Key Considerations With Avulsion Fractures

Avulsion fractures comprise 45 to 93 percent of all fifth metatarsal fractures and there are several fixation techniques available.2,8-9 The unique consideration is that the fixation must counteract the pull of the peroneus brevis tendon. For larger fracture fragments, one can perform closed reduction with percutaneous intramedullary fixation and a cancellous screw. For smaller displaced fragments, comminuted bone, osteoporosis or patients who must bear weight because of comorbidities, tension band wire is a very effective modality. This is an effective fixation technique that Pauwels advocates.10

   The technique involves exposing the fracture and achieving reduction. One would drive 0.062 Kirschner wires from the base across the fracture to just penetrating the medial cortex of the diaphysis. The surgeon would use two wires that are parallel to each other. After drilling a 2 mm hole distal to the fracture from dorsal to plantar, place a tension wire through the hole and loop over the two K-wires in a figure-of-eight fashion. One can tighten the wire dorsally and plantarly to achieve even compression across the fracture as needed.

   Surgeons may also employ hook plates for the treatment of avulsion fractures. Surgeons originally used this technique for fixation of distal fibular fractures. Carpenter and Garrett recommend use of the hook plate on the fifth metatarsal base if the bone is comminuted.11 After exposing and reducing the fracture, and placing an appropriate sized plate on the fifth metatarsal, one would tap the hooks into the base of the metatarsal. The surgeon can use fluoroscopy to ensure proper alignment of the fracture and hook plate.

   Proceed to insert a bone screw distal to the fracture, inserting it eccentrically to achieve a degree of compression.

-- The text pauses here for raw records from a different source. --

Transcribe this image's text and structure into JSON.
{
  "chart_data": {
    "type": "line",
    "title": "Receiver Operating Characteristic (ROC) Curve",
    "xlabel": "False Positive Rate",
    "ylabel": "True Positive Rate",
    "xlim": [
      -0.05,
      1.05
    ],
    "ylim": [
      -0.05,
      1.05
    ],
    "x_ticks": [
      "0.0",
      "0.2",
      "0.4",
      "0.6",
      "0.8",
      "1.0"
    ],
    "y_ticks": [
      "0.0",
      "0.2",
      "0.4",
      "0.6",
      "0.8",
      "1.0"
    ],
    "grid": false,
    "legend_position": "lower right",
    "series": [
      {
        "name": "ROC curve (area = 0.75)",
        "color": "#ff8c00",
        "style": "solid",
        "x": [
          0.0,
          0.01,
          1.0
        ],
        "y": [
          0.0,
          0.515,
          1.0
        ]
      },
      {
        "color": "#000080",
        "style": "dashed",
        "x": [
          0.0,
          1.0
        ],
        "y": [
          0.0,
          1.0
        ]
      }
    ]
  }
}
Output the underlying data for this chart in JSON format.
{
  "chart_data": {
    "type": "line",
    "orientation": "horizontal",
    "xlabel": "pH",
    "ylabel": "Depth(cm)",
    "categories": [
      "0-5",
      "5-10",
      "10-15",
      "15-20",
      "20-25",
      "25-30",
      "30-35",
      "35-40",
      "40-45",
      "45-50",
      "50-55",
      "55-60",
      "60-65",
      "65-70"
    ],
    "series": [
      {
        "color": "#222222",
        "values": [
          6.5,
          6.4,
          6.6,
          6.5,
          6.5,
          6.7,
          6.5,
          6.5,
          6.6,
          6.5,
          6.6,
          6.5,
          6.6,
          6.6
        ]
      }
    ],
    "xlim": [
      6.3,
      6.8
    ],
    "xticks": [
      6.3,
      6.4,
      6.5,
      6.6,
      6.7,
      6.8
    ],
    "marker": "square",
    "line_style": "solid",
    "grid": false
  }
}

Then insert the remaining screws. Many times, it is possible to insert a long cancellous screw from a proximal position between the hooks of the plate across the fracture for greater stability if the avulsion fragment is large enough.

Other Pertinent Pearls

Surgeons may use intramedullary cancellous screws for both a Jones fracture and an avulsion fracture if the fragment is large. Use the largest diameter screw that will snugly fit in the medullary canal. If there is lateral bowing of the diaphysis, use a shorter screw that does not engage the diaphyseal curvature.